If this is a truism that, in essence, the son saved his father from the abyss. Then now what of people like us? What happens if the son dies? Do we lose the ability to be saved and evolve? [ ]
K, LONDON, UK
I read about the death of your son in the paper. I am so very sorry. Thank you for your letter – it was honest, searching and beautifully articulated. I think that it is better not to publish it in full though, so as not to rekindle any attention that could cause unnecessary suffering for you and your family. I hope you don’t mind.
You talked about the story of Pinocchio, a story I love very much. I included it as one of my favourite books in a recent Red Hand File. Geppetto, the maker and father of the puppet-boy Pinocchio, trapped in the darkened belly of the beast, is a very powerful metaphor for the father who has been separated from his child – the grieving father. The epic story of the incorrigible Pinocchio’s attempt at reuniting with his father and becoming a real boy is one of the most moving in all literature.
We grieving fathers, all of us, begin our time in the vast and darkened belly of the beast. We also have become the child, as you said in your letter – and perhaps some dark force had always destined that to be. For a while we become the one that died, as we are plunged into a darkness from which there seems no escape. But you also mentioned the inability of the child to save the father from ‘the abyss’ if the child has died. Eventually, I found this not to be true. I found the spirit of my son was ultimately able to release me from this terrible place.
The spirits of our children can become the guides that eventually lead us out of the dark. After a while, I found the spirit of my son braved the sea and found and entered the whale, and lighting the fire, convulsed the whale and released me from its unlit interior, ‘blasting me ashore’.
Most of the time, these days, I feel on solid ground and in the air and the light. But the process has been slow. You are in your very early days. It is four years to the day for me, yet still my son comes to the rescue – parenting me, fathering me, as the darkness reasserts itself. Yet I see a day when my son can let go of my hand and return to his spirit-form – the child – and be free. I can become his father again.

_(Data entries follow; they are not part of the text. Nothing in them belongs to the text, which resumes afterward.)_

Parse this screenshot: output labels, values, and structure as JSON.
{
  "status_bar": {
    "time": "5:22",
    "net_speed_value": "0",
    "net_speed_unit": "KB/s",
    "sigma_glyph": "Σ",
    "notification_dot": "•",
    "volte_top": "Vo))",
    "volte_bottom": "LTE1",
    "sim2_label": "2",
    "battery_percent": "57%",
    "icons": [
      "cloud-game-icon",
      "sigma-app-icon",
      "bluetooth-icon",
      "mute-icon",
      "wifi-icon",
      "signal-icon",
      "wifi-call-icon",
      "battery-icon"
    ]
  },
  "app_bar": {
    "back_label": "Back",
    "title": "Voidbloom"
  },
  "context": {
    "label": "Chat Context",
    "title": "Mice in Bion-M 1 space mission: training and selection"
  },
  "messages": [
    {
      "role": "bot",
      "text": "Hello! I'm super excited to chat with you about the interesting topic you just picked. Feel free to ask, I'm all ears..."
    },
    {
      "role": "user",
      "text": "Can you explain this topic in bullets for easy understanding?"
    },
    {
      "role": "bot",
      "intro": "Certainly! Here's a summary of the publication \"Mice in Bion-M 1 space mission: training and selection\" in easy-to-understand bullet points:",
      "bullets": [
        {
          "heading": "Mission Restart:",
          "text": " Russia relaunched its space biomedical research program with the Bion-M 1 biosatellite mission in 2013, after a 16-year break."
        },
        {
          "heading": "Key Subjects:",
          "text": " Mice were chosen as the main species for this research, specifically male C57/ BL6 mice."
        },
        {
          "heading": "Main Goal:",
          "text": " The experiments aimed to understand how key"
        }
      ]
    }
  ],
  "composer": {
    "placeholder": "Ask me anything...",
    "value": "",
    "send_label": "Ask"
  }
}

That day is coming, but is not here yet, for you or for me. We are still, as you said, on some level, ‘living in another world’ with the departed.
I read Pinocchio again this week, after you wrote to me – I hadn’t read it since the death of my son – and I found it very helpful. What a deep little book it is. These stories talk to us, down the ages, and give us powerful images that can articulate our deepest feelings and help make some sense of things. Thank you for reminding me of it and, again, I am so sorry to hear about your little boy.